A cutting-edge blend of contemporary design and art informs the work of architecture’s enfant terrible. This first book on his firm presents an array of immersive spaces for living and working that walk the edge of practicality and imagination.
Best known for UNESCO’s Cop22 in Marrakech and the French Embassy extension in Vienna, as well as his daring “guerrilla architecture,” such as Bow-House made from scaffolding and repurposed doors and windows in Holland, architect, urbanist, author, and former graffiti artist Stéphane Malka is at the forefront of the architectural avant-garde.

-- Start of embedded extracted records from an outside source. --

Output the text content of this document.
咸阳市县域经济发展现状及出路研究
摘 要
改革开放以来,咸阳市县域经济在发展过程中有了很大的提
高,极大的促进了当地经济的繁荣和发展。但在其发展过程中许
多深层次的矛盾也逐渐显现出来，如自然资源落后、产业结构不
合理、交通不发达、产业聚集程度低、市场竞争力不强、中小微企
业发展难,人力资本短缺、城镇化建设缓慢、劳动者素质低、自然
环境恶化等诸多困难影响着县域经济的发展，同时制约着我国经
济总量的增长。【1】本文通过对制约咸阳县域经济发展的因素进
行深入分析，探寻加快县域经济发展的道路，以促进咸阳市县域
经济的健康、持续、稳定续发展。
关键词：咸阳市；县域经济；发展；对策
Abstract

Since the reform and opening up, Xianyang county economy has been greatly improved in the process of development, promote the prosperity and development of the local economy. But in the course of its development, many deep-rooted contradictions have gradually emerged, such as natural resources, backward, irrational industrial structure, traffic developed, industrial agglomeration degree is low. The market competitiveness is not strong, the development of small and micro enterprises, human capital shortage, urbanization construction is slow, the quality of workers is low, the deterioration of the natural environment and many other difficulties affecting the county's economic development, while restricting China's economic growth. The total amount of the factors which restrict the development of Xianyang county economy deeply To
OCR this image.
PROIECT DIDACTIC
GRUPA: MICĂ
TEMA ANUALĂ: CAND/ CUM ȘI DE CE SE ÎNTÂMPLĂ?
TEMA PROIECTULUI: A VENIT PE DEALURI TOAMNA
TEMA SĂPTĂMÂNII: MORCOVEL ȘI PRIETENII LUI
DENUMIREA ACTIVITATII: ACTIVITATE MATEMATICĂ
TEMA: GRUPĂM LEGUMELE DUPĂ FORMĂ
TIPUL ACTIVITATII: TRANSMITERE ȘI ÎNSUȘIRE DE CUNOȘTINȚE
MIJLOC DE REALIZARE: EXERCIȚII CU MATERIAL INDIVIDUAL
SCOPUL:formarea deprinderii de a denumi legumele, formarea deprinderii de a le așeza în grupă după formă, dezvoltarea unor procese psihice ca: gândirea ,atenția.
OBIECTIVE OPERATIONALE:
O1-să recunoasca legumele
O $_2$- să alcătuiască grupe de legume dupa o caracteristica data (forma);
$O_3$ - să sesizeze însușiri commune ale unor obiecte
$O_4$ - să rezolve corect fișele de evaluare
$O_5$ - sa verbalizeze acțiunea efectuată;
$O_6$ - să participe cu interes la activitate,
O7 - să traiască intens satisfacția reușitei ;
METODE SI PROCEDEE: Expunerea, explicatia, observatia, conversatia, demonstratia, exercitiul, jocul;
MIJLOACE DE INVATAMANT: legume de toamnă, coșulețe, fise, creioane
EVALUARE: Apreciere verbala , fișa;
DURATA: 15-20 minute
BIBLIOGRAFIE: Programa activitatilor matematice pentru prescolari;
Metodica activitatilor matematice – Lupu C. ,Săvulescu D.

Malka’s work blends art and architecture from a humanist perspective informed by the designer’s intention to create work that is positive and sustainable. His practice, based in Paris and in Los Angeles, realizes homes, offices, art installations, and stage designs with the idea that we ought always to rethink our typical notions and challenge established conventions. This results in surprising places where there is an intermingling of dreams and pragmatism, the baroque and minimalism, ecology and sophistication.
The book, an expression of Malka’s daring aesthetic and conscientious ethos, features his groundbreaking exploration of contemporary housing. Included are his cliffside Mugu House, in Malibu, California, a dramatic expression of dwelling meets mountain in a delicate tracery of slatted wood and glass. Beyond freestanding structures, showcased as well are Studio Malka’s interventions and transformations of existing architecture and the exploration and development of green building and design, embracing the adaptation and reuse of existing structures and materials—a dazzling expression of artistry and innovation that opens its doors and windows on the future.